How else would he fund the biggest cash takeover in the history of media and entertainment, a sector which always attracts celebrities and billionaire oligarchs like no other? That said, it is also wrong for commentators to keep saying that Musk has bought Twitter. He has agreed to buy Twitter, and it will take six months to settle.
For now, Musk is simply a 9% shareholder without board representation, so he is no position to do things like reinstate Donald Trump’s Twitter account.
The deal could yet be blocked by regulators, voted down by shareholders or cancelled by either party, although that would trigger break fees, which provide significant disincentives.

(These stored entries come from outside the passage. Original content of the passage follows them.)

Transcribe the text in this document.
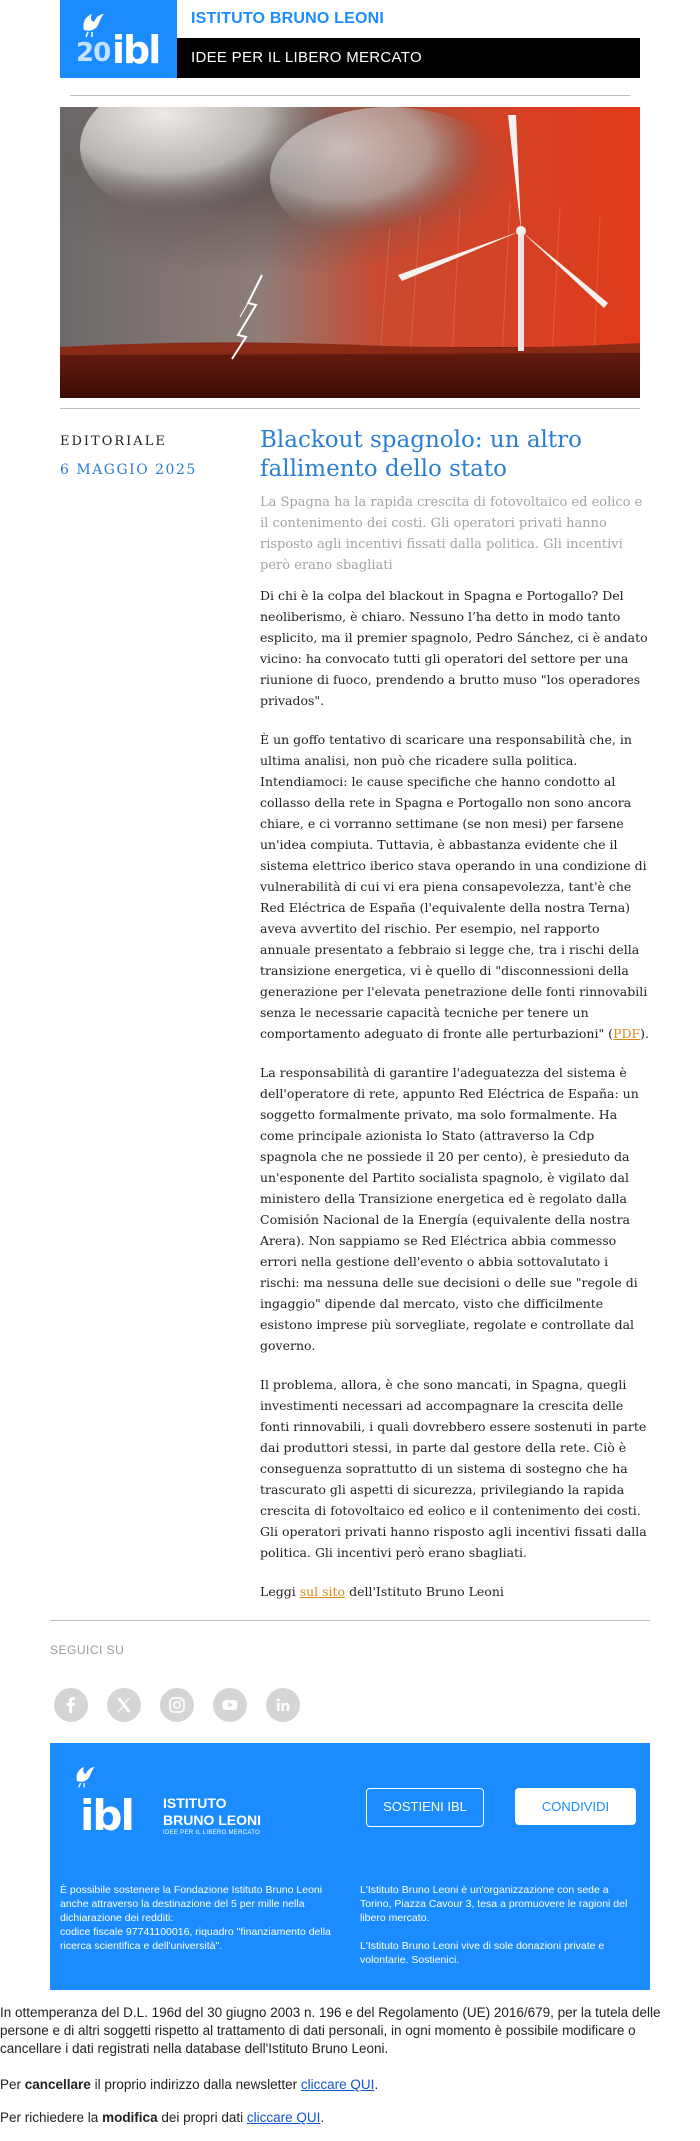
20 ibl
ISTITUTO BRUNO LEONI
IDEE PER IL LIBERO MERCATO
EDITORIALE
6 MAGGIO 2025
Blackout spagnolo: un altro fallimento dello stato
La Spagna ha la rapida crescita di fotovoltaico ed eolico e il contenimento dei costi. Gli operatori privati hanno risposto agli incentivi fissati dalla politica. Gli incentivi però erano sbagliati

Di chi è la colpa del blackout in Spagna e Portogallo? Del neoliberismo, è chiaro. Nessuno l’ha detto in modo tanto esplicito, ma il premier spagnolo, Pedro Sánchez, ci è andato vicino: ha convocato tutti gli operatori del settore per una riunione di fuoco, prendendo a brutto muso "los operadores privados".

È un goffo tentativo di scaricare una responsabilità che, in ultima analisi, non può che ricadere sulla politica. Intendiamoci: le cause specifiche che hanno condotto al collasso della rete in Spagna e Portogallo non sono ancora chiare, e ci vorranno settimane (se non mesi) per farsene un'idea compiuta. Tuttavia, è abbastanza evidente che il sistema elettrico iberico stava operando in una condizione di vulnerabilità di cui vi era piena consapevolezza, tant'è che Red Eléctrica de España (l'equivalente della nostra Terna) aveva avvertito del rischio. Per esempio, nel rapporto annuale presentato a febbraio si legge che, tra i rischi della transizione energetica, vi è quello di "disconnessioni della generazione per l'elevata penetrazione delle fonti rinnovabili senza le necessarie capacità tecniche per tenere un comportamento adeguato di fronte alle perturbazioni" (PDF).

La responsabilità di garantire l'adeguatezza del sistema è dell'operatore di rete, appunto Red Eléctrica de España: un soggetto formalmente privato, ma solo formalmente. Ha come principale azionista lo Stato (attraverso la Cdp spagnola che ne possiede il 20 per cento), è presieduto da un'esponente del Partito socialista spagnolo, è vigilato dal ministero della Transizione energetica ed è regolato dalla Comisión Nacional de la Energía (equivalente della nostra Arera). Non sappiamo se Red Eléctrica abbia commesso errori nella gestione dell'evento o abbia sottovalutato i rischi: ma nessuna delle sue decisioni o delle sue "regole di ingaggio" dipende dal mercato, visto che difficilmente esistono imprese più sorvegliate, regolate e controllate dal governo.

Il problema, allora, è che sono mancati, in Spagna, quegli investimenti necessari ad accompagnare la crescita delle fonti rinnovabili, i quali dovrebbero essere sostenuti in parte dai produttori stessi, in parte dal gestore della rete. Ciò è conseguenza soprattutto di un sistema di sostegno che ha trascurato gli aspetti di sicurezza, privilegiando la rapida crescita di fotovoltaico ed eolico e il contenimento dei costi. Gli operatori privati hanno risposto agli incentivi fissati dalla politica. Gli incentivi però erano sbagliati.

Leggi sul sito dell'Istituto Bruno Leoni

SEGUICI SU
ibl ISTITUTO
BRUNO LEONI
IDEE PER IL LIBERO MERCATO
SOSTIENI IBL	CONDIVIDI

È possibile sostenere la Fondazione Istituto Bruno Leoni anche attraverso la destinazione del 5 per mille nella dichiarazione dei redditi:

codice fiscale 97741100016, riquadro "finanziamento della ricerca scientifica e dell'università".

L'Istituto Bruno Leoni è un'organizzazione con sede a Torino, Piazza Cavour 3, tesa a promuovere le ragioni del libero mercato.

L'Istituto Bruno Leoni vive di sole donazioni private e volontarie. Sostienici.

In ottemperanza del D.L. 196d del 30 giugno 2003 n. 196 e del Regolamento (UE) 2016/679, per la tutela delle persone e di altri soggetti rispetto al trattamento di dati personali, in ogni momento è possibile modificare o cancellare i dati registrati nella database dell'Istituto Bruno Leoni.

Per cancellare il proprio indirizzo dalla newsletter cliccare QUI.

Per richiedere la modifica dei propri dati cliccare QUI.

If the Tesla share price continues to fall, along with the broader market, Musk could also find that his financing falls over.

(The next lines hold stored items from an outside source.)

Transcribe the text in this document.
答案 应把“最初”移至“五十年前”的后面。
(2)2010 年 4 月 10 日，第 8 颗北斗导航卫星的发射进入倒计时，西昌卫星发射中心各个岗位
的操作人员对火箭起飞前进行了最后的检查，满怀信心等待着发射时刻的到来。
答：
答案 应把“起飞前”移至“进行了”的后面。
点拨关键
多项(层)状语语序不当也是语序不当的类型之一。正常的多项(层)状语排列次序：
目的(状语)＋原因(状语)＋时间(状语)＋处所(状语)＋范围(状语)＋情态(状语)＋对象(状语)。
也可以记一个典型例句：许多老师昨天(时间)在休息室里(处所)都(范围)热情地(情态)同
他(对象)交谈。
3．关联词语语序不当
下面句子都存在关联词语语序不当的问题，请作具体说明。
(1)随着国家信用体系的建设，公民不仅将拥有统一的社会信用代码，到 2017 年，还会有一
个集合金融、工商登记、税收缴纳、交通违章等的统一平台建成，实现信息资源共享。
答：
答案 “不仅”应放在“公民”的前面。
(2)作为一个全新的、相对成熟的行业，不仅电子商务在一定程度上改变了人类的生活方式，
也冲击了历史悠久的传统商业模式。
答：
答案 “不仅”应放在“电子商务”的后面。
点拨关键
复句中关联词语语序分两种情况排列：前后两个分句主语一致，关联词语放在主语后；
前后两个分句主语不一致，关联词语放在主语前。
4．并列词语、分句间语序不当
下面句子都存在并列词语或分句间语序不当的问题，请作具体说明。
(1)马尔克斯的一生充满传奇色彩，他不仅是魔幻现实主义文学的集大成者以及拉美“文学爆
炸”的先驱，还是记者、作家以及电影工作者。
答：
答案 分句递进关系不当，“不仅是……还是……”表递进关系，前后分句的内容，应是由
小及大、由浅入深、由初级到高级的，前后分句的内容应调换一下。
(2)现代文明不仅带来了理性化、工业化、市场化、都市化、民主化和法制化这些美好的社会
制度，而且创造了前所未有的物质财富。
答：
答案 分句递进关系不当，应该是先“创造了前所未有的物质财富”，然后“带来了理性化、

In terms of who is providing Musk’s debt finance, it is gaggle of global investment banks comprising two American, two Japanese, two French and one UK financier.
As for who actually signed the Musk loan documents in New York, we get far greater transparency than any Australian takeover would deliver. So, let’s name them:
Andrew Earls: Morgan Stanley
Scott Tolchin: Bank of America
Jeremy Hazan: Barclays (UK)
Tim Dilworth: MUFG (Japan)
Ray Ventura: Mizuko (Japan)
David Berger: BNP (French)
Richard Knowlton: Societe Generale (French)
If US takeovers are anything like what happens in Australia, various hedge funds will no doubt be hoovering up discounted Twitter shares on the assumption that Musk is big and mad enough to go through with this deal.
That’s still likely, but don’t be surprised if Musk sells off another $10 billion-plus worth of Tesla shares in the coming weeks to reduce his debt load and de-risk the broader Musk Inc empire.
However, Tesla shares are also being caught up in the tech rout. There are roughly 1 billion Tesla shares on issue and Musk owned about 170 million or 17% before launching his raid on Twitter. When Tesla shares peaked at US$1145 on April 4, Musk was clearly the richest man in the world with a stake worth more than $US190 billion.
However, Tesla shares finished at just US$728 last night, the lowest close since August last year and a 36.4% drop in just six weeks from the April 4 peak.
As for Tesla’s ongoing performance, the detail in this 29-page quarterly report is nothing short of staggering. Reporting a US$3 billion quarterly profit on revenue of $US18.7 billion is quite extraordinary, and Musk reiterated his claim that production could be lifted from 936,000 in 2021 to 1.5 million this year.